Вопреки слухам, курсировавшим по ЩИТу, а в свое время и по ГИДРе, Брок был терпеливым человеком. Правда, только по своему собственному, охуенно бесценному мнению, но все же.
“Очень, очень терпеливым”, — повторил себе Брок, смаргивая алую пелену бешенства, застилавшую взор. — “Я терпеливый и влюбленный. Я терпила”.
Привычная мантра пошла трещинами, стоило запнуться и едва не навернуться по пути в спальню — знаменитый яркий щит за каким-то хуем лежал прямо посередине довольно узкого коридора, и в полутьме чувствительно саданул краем по лодыжке Брока.
“Очень влюбленный. Я их сейчас так возлюблю, куда там ближним и дальним. Сука, опять сбруя на диване”.
Брок ненавидел беспорядок. Пусть хорошо оттраханный Баки с ленивой улыбкой Чеширского Кота заявлял, что все проблемы “командира” от недотраха и постоянного стресса, сам “командир” был с ним в корне не согласен — секса в его жизни было с избытком.
Церебрального, ментального и даже простого, человеческого в раскладке “два суперсолдата плюс один Брок равно долго и счастливо”, тоже хватало. Только вот “долго и счастливо” в основном койкой и ограничивалось.
Потому что вне ее…
— Суки, — все-таки вслух выругался Брок, — на два дня уехал в Вашингтон, вернулся — дом в руинах.
Ладно, не в руинах, даже стекла на месте.

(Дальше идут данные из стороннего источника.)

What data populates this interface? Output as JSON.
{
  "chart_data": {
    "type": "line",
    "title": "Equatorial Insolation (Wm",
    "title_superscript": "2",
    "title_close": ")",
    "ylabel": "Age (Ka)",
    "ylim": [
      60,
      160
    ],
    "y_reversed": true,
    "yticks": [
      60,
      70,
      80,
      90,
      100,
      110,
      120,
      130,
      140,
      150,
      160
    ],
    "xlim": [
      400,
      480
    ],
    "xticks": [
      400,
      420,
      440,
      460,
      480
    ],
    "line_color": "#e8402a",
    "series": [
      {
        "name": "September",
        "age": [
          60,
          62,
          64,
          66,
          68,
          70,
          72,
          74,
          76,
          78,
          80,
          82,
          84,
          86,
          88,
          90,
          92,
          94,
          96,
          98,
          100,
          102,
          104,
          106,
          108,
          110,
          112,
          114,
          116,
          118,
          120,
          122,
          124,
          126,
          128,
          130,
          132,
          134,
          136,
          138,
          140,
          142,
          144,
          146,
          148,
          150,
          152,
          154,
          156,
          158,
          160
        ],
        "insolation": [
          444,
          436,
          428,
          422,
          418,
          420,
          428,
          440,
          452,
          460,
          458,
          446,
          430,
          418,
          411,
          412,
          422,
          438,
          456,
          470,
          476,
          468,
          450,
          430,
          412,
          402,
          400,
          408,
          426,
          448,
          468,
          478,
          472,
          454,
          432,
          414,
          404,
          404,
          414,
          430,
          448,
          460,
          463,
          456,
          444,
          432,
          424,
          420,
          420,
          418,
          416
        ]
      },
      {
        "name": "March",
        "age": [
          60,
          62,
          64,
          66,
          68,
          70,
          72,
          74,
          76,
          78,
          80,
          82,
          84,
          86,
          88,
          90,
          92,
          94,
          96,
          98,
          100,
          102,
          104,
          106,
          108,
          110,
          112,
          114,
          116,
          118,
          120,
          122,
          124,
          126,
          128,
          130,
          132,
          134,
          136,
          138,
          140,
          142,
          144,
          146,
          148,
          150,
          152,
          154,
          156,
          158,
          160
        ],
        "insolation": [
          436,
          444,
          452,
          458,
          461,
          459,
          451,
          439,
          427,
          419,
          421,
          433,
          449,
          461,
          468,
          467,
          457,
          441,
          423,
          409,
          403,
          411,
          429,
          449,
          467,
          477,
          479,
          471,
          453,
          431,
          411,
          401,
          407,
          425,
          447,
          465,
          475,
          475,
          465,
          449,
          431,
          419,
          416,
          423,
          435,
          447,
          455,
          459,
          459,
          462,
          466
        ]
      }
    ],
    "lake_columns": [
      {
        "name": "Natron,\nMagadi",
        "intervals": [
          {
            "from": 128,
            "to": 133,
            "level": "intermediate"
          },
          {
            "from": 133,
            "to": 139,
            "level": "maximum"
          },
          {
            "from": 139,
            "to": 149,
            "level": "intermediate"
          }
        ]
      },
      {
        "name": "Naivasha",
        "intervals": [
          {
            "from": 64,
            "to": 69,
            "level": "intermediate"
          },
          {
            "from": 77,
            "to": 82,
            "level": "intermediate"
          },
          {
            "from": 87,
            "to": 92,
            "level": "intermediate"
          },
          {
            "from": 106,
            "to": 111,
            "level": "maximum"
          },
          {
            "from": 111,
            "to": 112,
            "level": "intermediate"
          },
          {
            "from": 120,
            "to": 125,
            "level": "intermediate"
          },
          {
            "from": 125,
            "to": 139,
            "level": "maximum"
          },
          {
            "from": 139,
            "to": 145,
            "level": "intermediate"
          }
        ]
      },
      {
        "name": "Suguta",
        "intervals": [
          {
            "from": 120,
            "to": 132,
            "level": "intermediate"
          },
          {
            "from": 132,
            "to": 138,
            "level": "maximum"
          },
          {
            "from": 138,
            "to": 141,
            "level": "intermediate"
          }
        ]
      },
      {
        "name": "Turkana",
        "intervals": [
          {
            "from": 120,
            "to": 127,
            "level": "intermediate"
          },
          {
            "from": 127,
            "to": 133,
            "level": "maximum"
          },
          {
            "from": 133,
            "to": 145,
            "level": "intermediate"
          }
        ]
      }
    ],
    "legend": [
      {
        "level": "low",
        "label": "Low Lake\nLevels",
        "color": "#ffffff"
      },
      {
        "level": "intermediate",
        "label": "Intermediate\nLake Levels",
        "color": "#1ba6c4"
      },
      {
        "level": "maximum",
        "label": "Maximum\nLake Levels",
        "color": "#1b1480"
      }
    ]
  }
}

Ну мебели под сброшенными вещами не видно. Ну лежит прожженный в трех местах костюм доблестного, сука, борца за американские ценности, на кухне на полу, будто ему там самое место. Ну их смокинги как из химчистки доставили, так они и висят, перекинутые через спинку дивана в гостиной, хорошо, в чехлах. И посуды чистой нет, а грязная в раковине, потому что посудомоечная машина переполнена. Ну холодильник пустой.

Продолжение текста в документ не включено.